Портных было пруд пруди и поближе к дому, но ученик у них обычно должен был присматривать за детишками, отводить их в хедер и подметать пол в мастерской. А уж потом, если останется время и если он проявит особый интерес, ему позволят смотреть, как шьют мастера, но только не задавая слишком много вопросов и не отвлекая от дела серьезных людей, которые должны зарабатывать на жизнь.

— Пускай Морис захватит мужской наперсток подходящего размера, остальное он получит в мастерской.

И вот в первый день после Йом Кипур я сидел в мастерской Химмельфарба на портновском табурете, закинув правую ногу на левое колено, с хорошо пригнанным наперстком на пальце, и учился делать первые стежки.

Не прошло и часа, как вошла пани Химмельфарб и села на другой табурет, напротив меня. Какая она была красавица, я опишу чуть позже, сначала же скажу — это важно! — что ее табурет был выше, чем мой, и с двумя перекладинами.

Я только раз поднял глаза на пани, когда она сказала: «Здравствуй, Мойше!» Нельзя же было не ответить — и тоже поздоровался.

Но потом на нее не смотрел — уж очень хороша она была, да еще я старался прилежно, не отвлекаясь, класть стежки, как показал Химмельфарб.
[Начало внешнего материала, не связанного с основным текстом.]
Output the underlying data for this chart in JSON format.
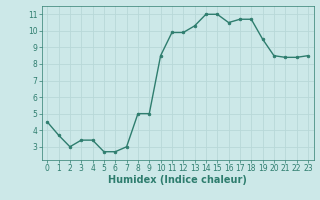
{
  "x": [
    0,
    1,
    2,
    3,
    4,
    5,
    6,
    7,
    8,
    9,
    10,
    11,
    12,
    13,
    14,
    15,
    16,
    17,
    18,
    19,
    20,
    21,
    22,
    23
  ],
  "y": [
    4.5,
    3.7,
    3.0,
    3.4,
    3.4,
    2.7,
    2.7,
    3.0,
    5.0,
    5.0,
    8.5,
    9.9,
    9.9,
    10.3,
    11.0,
    11.0,
    10.5,
    10.7,
    10.7,
    9.5,
    8.5,
    8.4,
    8.4,
    8.5
  ],
  "line_color": "#2e7d6e",
  "marker": "o",
  "marker_size": 2.0,
  "bg_color": "#cce8e8",
  "grid_color": "#b8d8d8",
  "xlabel": "Humidex (Indice chaleur)",
  "ylim": [
    2.2,
    11.5
  ],
  "xlim": [
    -0.5,
    23.5
  ],
  "yticks": [
    3,
    4,
    5,
    6,
    7,
    8,
    9,
    10,
    11
  ],
  "xticks": [
    0,
    1,
    2,
    3,
    4,
    5,
    6,
    7,
    8,
    9,
    10,
    11,
    12,
    13,
    14,
    15,
    16,
    17,
    18,
    19,
    20,
    21,
    22,
    23
  ],
  "tick_fontsize": 5.5,
  "xlabel_fontsize": 7.0,
  "linewidth": 1.0
}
Он велел мне для начала осваивать шов «козлик», очень нужный в нашем деле. Стежки надо было класть по верхнему куску ткани, а нижний только чуть прихватывать иголкой. Шил я белой наметочной ниткой по черной ткани, так что все огрехи бросались в глаза.

Я обещал описать пани Химмельфарб, но словами такую красоту не опишешь. Лицо ее я помню до мельчайших черточек, помню черные-пречерные, каких я никогда до той поры не видел, глаза. Я и хотел бы рассказать про блеск этих глаз, про влажные губы и нежную кожу, да не могу, — до сих пор при одном воспоминании сердце бьется так, что больно в груди.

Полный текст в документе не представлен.